As we got to 22 miles we stopped again and Emma was clearly struggling a fair amount – the rain, the wind, her painful hip and general fatigue – and we needed to find four more miles. We decided to keep running loops around the area we were in – up and down the Thames, round near to the shops a bit and back. It was a little tedious but every mile ticked off the end got closer.

In terms of how my legs felt, they were good. They were tired but no niggles and I didn’t feel that tired in myself. I wanted to stretch my legs out a bit but I knew increasing my pace wouldn’t help Emma finish any faster. I did run ahead a few times so I could sprint back to her to allow my legs to stretch a bit – as my cadence was slower than if I’d been running my usual pace. It helped keep me warm as well. I had to check with Emma a couple of times regarding how much she had left as obviously my watch wasn’t accurate due to my extra running ahead and back.

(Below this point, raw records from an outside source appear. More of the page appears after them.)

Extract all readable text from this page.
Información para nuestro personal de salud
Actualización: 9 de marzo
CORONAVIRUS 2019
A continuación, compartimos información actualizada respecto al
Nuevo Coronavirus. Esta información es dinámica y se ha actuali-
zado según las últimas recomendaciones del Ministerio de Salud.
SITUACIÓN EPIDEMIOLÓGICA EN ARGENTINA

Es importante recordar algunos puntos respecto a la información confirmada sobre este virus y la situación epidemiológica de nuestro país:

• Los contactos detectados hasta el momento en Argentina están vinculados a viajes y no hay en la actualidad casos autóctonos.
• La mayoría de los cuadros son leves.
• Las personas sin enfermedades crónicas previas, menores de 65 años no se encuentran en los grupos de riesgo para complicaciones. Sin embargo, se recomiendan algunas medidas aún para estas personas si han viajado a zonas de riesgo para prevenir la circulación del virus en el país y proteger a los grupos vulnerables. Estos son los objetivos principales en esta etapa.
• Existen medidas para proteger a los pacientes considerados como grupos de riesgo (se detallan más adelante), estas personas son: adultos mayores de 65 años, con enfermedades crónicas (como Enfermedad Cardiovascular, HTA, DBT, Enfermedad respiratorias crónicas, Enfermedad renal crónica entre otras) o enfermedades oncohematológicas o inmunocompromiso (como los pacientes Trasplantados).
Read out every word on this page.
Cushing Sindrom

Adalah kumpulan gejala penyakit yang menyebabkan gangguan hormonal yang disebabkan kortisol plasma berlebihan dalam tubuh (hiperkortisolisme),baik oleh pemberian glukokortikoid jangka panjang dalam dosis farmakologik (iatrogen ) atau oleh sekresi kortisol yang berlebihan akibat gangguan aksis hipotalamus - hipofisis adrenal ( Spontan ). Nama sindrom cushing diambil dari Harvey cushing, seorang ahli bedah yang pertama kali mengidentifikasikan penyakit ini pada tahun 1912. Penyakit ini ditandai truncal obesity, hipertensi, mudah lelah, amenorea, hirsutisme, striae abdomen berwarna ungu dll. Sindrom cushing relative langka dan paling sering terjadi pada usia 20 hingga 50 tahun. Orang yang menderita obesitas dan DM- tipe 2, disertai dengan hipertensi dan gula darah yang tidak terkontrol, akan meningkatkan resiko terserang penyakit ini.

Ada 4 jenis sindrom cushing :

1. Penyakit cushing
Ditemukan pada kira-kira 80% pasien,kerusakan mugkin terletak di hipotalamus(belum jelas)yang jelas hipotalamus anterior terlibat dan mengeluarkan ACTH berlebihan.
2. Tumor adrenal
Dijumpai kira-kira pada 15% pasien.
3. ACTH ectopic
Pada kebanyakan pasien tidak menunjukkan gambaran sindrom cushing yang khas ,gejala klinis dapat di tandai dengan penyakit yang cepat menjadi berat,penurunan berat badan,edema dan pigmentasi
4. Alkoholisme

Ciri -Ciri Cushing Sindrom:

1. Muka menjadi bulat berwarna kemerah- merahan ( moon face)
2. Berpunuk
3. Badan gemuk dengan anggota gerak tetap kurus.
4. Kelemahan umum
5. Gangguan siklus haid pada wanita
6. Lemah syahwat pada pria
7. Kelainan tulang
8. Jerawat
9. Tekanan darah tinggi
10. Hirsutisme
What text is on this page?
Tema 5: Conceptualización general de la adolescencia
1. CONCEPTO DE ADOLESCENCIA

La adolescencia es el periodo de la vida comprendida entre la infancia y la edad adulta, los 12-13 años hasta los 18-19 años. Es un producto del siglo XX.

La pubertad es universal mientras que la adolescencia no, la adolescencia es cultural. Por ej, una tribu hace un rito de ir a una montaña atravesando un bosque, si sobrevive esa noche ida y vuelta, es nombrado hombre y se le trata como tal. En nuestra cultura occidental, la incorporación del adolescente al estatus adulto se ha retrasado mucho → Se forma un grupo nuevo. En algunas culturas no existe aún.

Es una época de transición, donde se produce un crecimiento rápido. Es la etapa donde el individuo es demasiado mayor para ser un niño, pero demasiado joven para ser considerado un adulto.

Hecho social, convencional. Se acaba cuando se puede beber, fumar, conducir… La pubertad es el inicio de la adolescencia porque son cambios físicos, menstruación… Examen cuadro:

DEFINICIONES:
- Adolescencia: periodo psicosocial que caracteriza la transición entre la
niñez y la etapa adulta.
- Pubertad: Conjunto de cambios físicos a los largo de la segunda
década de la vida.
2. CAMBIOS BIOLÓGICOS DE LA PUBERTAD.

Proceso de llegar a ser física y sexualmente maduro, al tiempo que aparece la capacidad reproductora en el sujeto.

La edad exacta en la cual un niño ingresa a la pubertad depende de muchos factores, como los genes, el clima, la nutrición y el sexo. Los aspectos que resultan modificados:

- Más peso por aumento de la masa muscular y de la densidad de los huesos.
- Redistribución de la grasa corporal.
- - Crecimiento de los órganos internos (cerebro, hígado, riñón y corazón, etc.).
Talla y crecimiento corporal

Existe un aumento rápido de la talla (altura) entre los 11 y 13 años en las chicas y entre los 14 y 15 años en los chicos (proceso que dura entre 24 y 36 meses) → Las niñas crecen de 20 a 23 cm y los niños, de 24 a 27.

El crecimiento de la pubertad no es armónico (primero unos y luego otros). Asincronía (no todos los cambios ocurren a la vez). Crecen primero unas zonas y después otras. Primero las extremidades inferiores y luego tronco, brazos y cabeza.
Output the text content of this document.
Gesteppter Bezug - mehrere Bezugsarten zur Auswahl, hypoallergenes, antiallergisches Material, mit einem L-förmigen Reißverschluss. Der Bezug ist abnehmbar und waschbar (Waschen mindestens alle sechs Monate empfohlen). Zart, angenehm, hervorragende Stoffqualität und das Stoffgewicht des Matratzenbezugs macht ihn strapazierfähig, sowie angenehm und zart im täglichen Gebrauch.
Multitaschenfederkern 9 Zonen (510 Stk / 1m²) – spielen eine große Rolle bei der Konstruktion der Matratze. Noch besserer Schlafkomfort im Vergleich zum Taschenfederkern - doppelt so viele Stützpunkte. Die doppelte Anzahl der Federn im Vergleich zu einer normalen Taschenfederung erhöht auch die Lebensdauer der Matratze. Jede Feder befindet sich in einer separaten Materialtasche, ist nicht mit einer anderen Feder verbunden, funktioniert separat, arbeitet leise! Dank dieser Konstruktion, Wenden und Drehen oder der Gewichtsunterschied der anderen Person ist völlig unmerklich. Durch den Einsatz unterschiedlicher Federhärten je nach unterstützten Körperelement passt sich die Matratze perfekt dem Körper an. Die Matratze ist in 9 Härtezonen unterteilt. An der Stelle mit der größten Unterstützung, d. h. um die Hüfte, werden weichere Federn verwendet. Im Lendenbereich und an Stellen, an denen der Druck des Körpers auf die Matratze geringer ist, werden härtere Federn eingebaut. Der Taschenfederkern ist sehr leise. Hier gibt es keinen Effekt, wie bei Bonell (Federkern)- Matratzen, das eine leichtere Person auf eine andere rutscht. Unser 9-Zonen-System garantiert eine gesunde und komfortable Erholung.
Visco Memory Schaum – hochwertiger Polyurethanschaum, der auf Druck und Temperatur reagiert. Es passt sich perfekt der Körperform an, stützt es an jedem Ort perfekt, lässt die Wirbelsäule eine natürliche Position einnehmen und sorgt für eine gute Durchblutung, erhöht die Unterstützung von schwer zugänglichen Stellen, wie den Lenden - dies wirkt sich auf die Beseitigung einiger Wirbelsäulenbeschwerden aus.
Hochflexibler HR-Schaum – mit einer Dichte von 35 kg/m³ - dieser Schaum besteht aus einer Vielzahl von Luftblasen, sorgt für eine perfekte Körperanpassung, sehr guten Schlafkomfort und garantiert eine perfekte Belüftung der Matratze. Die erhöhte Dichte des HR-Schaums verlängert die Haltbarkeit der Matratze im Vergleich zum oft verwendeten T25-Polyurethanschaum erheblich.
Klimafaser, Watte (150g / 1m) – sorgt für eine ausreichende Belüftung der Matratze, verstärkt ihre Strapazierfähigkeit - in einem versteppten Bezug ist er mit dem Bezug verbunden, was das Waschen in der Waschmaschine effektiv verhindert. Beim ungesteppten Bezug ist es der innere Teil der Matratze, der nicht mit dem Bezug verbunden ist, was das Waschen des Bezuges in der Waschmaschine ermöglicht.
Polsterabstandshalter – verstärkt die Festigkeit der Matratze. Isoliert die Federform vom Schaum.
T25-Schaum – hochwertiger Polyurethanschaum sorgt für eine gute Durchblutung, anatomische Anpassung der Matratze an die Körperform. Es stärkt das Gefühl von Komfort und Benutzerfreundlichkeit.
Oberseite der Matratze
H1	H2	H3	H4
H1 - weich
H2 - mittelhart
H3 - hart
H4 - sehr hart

We got near to where her parents would be picking us up (I was now over 26.4 miles so stopped my watch), Emma was almost there and I ran ahead so I could cheer her in to the imaginary finish.

Then we were done. Soaked and tired but done!

Emma’s parents were incredible. The car was lovely and warm, they had towels for us and big hoodies for us to get into and it was just GLORIOUS. I was so cold by this point and utterly, utterly drenched through I was just glad to be out of the rain.

Emma’s watch time was 4:18:52. I’m not sure what her official time was (we did stop our watches when we stopped – I know there are several  opinions about this). But anyway, she was very happy with her time – as she should be.

I had the most gloriously hot (scalding really) shower and a cup of tea and felt a million times better. The marathon itself wasn’t hard per se as the pace was very comfortable for me. But running for longer than I’m used to did make it fairly tiring. I found at times that I wanted to run faster to stretch my legs and it was mentally tough trying to support someone who was struggling a little at the end. Like there’s nothing you can say to help them but just be there and push as much as you can. You wish you could run the miles for them and seeing Emma in a bit of pain at the end was hard. This makes it sound like I’m being smug and that it was easy. It wasn’t easy. It was just very different and hard in different ways.

Emma and I celebrated with a delicious lunch at a little garden centre café. I opted for the rather delicious (and different for me) lentil salad with another pot of tea. So tasty and warming.

And of course later we had a Doughnut Time doughnut to really celebrate 😉 They were the Halloween specials and very tasty. Then it was an Indian takeaway for dinner and a very early night!

I thoroughly enjoyed running the marathon with Emma. And just before Lockdown 2.0! Not sure what next is planned for my running though…

Have you ever run a marathon with a friend?

What’s your celebratory food of choice?